Assuming the process doesn't die when it hits this limit, you can check by looking at the virtual memory allocated by it (top will show you this in the VIRT column); if it's more than 1GB (1024MB), you're probably not out of memory total, but only out of address space for the process.
Linux is a paged system, so as long as there is free address space and memory, allocations will succeed (for user programs - kernel has other limits, such as needing contiguous physical pages).
You need to go to the program author, and get them to fix things, or to supply you a 64-bit version, which can allocate lots of memory before running out of address space (on this laptop CPU, I have 48 bits available for virtual addresses, so even with the way Linux splits that, I'm still able to allocate terabytes in one process).
Overcommit
It sounds like a difference in overcommit modes, really.
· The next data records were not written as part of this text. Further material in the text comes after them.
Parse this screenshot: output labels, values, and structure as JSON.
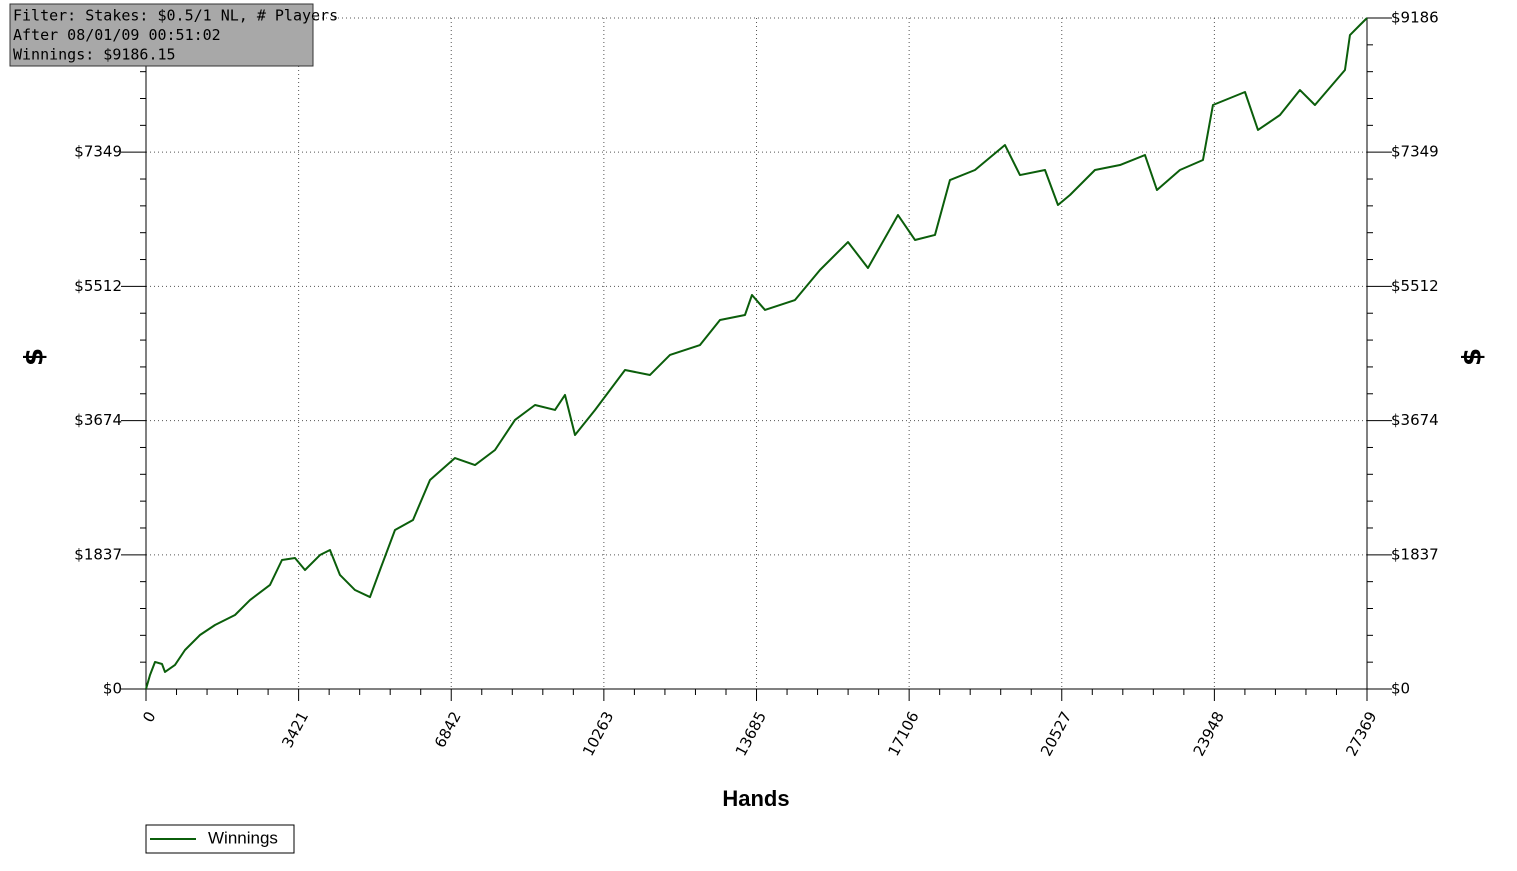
{
  "chart_data": {
    "type": "line",
    "annotations": [
      "Filter: Stakes: $0.5/1 NL, # Players",
      "After 08/01/09 00:51:02",
      "Winnings: $9186.15"
    ],
    "xlabel": "Hands",
    "ylabel": "$",
    "x": [
      0,
      90,
      202,
      359,
      426,
      650,
      874,
      1210,
      1547,
      1995,
      2331,
      2779,
      3048,
      3340,
      3564,
      3900,
      4124,
      4348,
      4685,
      5021,
      5245,
      5581,
      5985,
      6366,
      6926,
      7375,
      7823,
      8271,
      8720,
      9168,
      9392,
      9616,
      10065,
      10737,
      11297,
      11745,
      12418,
      12866,
      13426,
      13583,
      13875,
      14547,
      15107,
      15735,
      16183,
      16856,
      17237,
      17685,
      18021,
      18582,
      19254,
      19590,
      20151,
      20442,
      20711,
      21271,
      21832,
      22392,
      22661,
      23176,
      23692,
      23916,
      24634,
      24925,
      25418,
      25866,
      26202,
      26875,
      26987,
      27211,
      27369
    ],
    "series": [
      {
        "name": "Winnings",
        "color": "#0b5e0b",
        "values": [
          0,
          192,
          370,
          342,
          233,
          329,
          534,
          739,
          876,
          1013,
          1218,
          1424,
          1766,
          1793,
          1629,
          1834,
          1903,
          1561,
          1355,
          1259,
          1629,
          2177,
          2314,
          2861,
          3162,
          3066,
          3272,
          3683,
          3888,
          3820,
          4025,
          3477,
          3820,
          4367,
          4299,
          4573,
          4709,
          5052,
          5120,
          5394,
          5189,
          5325,
          5736,
          6119,
          5764,
          6489,
          6147,
          6216,
          6968,
          7105,
          7447,
          7036,
          7105,
          6626,
          6763,
          7105,
          7173,
          7310,
          6831,
          7105,
          7242,
          7995,
          8173,
          7653,
          7858,
          8200,
          7995,
          8474,
          8953,
          9090,
          9186
        ]
      }
    ],
    "xlim": [
      0,
      27369
    ],
    "xticks": [
      0,
      3421,
      6842,
      10263,
      13685,
      17106,
      20527,
      23948,
      27369
    ],
    "ylim": [
      0,
      9186
    ],
    "yticks": [
      {
        "value": 0,
        "label": "$0"
      },
      {
        "value": 1837,
        "label": "$1837"
      },
      {
        "value": 3674,
        "label": "$3674"
      },
      {
        "value": 5512,
        "label": "$5512"
      },
      {
        "value": 7349,
        "label": "$7349"
      },
      {
        "value": 9186,
        "label": "$9186"
      }
    ],
    "grid": true,
    "legend": "bottom-left"
  }
}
I don't know specifically what HA is or implies (some sort of high availability mode?), but I imagine enabling it disables overcommit.
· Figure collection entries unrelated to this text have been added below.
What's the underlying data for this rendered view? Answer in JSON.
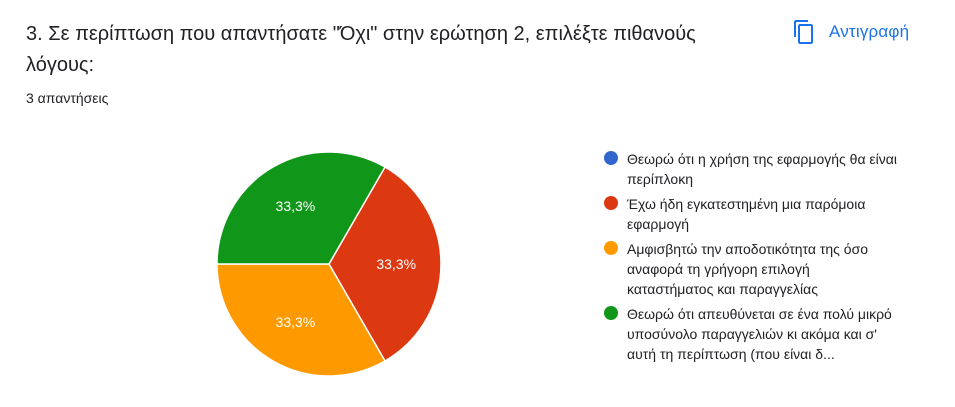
{
  "question": {
    "title": "3. Σε περίπτωση που απαντήσατε \"Όχι\" στην ερώτηση 2, επιλέξτε πιθανούς λόγους:",
    "response_count": "3 απαντήσεις"
  },
  "toolbar": {
    "copy_label": "Αντιγραφή",
    "copy_icon": "copy-icon"
  },
  "colors": {
    "blue": "#3366cc",
    "red": "#dc3912",
    "orange": "#ff9900",
    "green": "#109618",
    "accent": "#1a73e8"
  },
  "chart_data": {
    "type": "pie",
    "slices": [
      {
        "label": "Θεωρώ ότι η χρήση της εφαρμογής θα είναι περίπλοκη",
        "value": 0,
        "display": "",
        "color": "#3366cc"
      },
      {
        "label": "Έχω ήδη εγκατεστημένη μια παρόμοια εφαρμογή",
        "value": 33.3,
        "display": "33,3%",
        "color": "#dc3912"
      },
      {
        "label": "Αμφισβητώ την αποδοτικότητα της όσο αναφορά τη γρήγορη επιλογή καταστήματος και παραγγελίας",
        "value": 33.3,
        "display": "33,3%",
        "color": "#ff9900"
      },
      {
        "label": "Θεωρώ ότι απευθύνεται σε ένα πολύ μικρό υποσύνολο παραγγελιών κι ακόμα και σ' αυτή τη περίπτωση (που είναι δ...",
        "value": 33.3,
        "display": "33,3%",
        "color": "#109618"
      }
    ],
    "legend_position": "right"
  }
}
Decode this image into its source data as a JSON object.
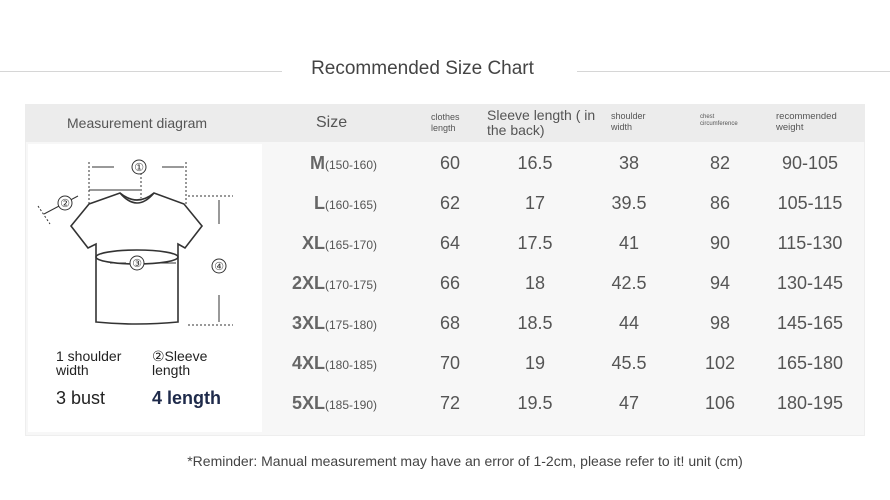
{
  "title": "Recommended Size Chart",
  "headers": {
    "diagram": "Measurement diagram",
    "size": "Size",
    "clothes_length": "clothes length",
    "sleeve_length": "Sleeve length ( in the back)",
    "shoulder_width": "shoulder width",
    "chest": "chest circumference",
    "weight": "recommended weight"
  },
  "legend": {
    "l1": "1 shoulder width",
    "l2": "②Sleeve length",
    "l3": "3 bust",
    "l4": "4 length"
  },
  "diagram_markers": [
    "①",
    "②",
    "③",
    "④"
  ],
  "rows": [
    {
      "size": "M",
      "height": "(150-160)",
      "clothes": "60",
      "sleeve": "16.5",
      "shoulder": "38",
      "chest": "82",
      "weight": "90-105"
    },
    {
      "size": "L",
      "height": "(160-165)",
      "clothes": "62",
      "sleeve": "17",
      "shoulder": "39.5",
      "chest": "86",
      "weight": "105-115"
    },
    {
      "size": "XL",
      "height": "(165-170)",
      "clothes": "64",
      "sleeve": "17.5",
      "shoulder": "41",
      "chest": "90",
      "weight": "115-130"
    },
    {
      "size": "2XL",
      "height": "(170-175)",
      "clothes": "66",
      "sleeve": "18",
      "shoulder": "42.5",
      "chest": "94",
      "weight": "130-145"
    },
    {
      "size": "3XL",
      "height": "(175-180)",
      "clothes": "68",
      "sleeve": "18.5",
      "shoulder": "44",
      "chest": "98",
      "weight": "145-165"
    },
    {
      "size": "4XL",
      "height": "(180-185)",
      "clothes": "70",
      "sleeve": "19",
      "shoulder": "45.5",
      "chest": "102",
      "weight": "165-180"
    },
    {
      "size": "5XL",
      "height": "(185-190)",
      "clothes": "72",
      "sleeve": "19.5",
      "shoulder": "47",
      "chest": "106",
      "weight": "180-195"
    }
  ],
  "reminder": "*Reminder: Manual measurement may have an error of 1-2cm, please refer to it! unit (cm)"
}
(I guess it makes sense to disable overcommit in a HA mode, the idea being that once you've qual'd a system with overcommit disabled, you know you won't get a surprise OOM because a task decided to fault in a larger portion of its allocation.)
If it is indeed the case that HA disables overcommit, then probably what's happening is that there's a bunch of allocated memory that's not being used and therefore shows up as "free." When the DB asks for more, it gets told no, leading to problems. If the DB is scaling its memory requests based on what it perceives to be the available memory, then you'll always have a problem no matter what, since it seems it's scaling its requests in a manner that assumes overcommit.
I believe there's a /proc entry that indicates and controls whether the kernel permits overcommit. I'd go look for it and check it. Perhaps you can disable strict allocations (no overcommit) while replicating the database and reenable it afterwards?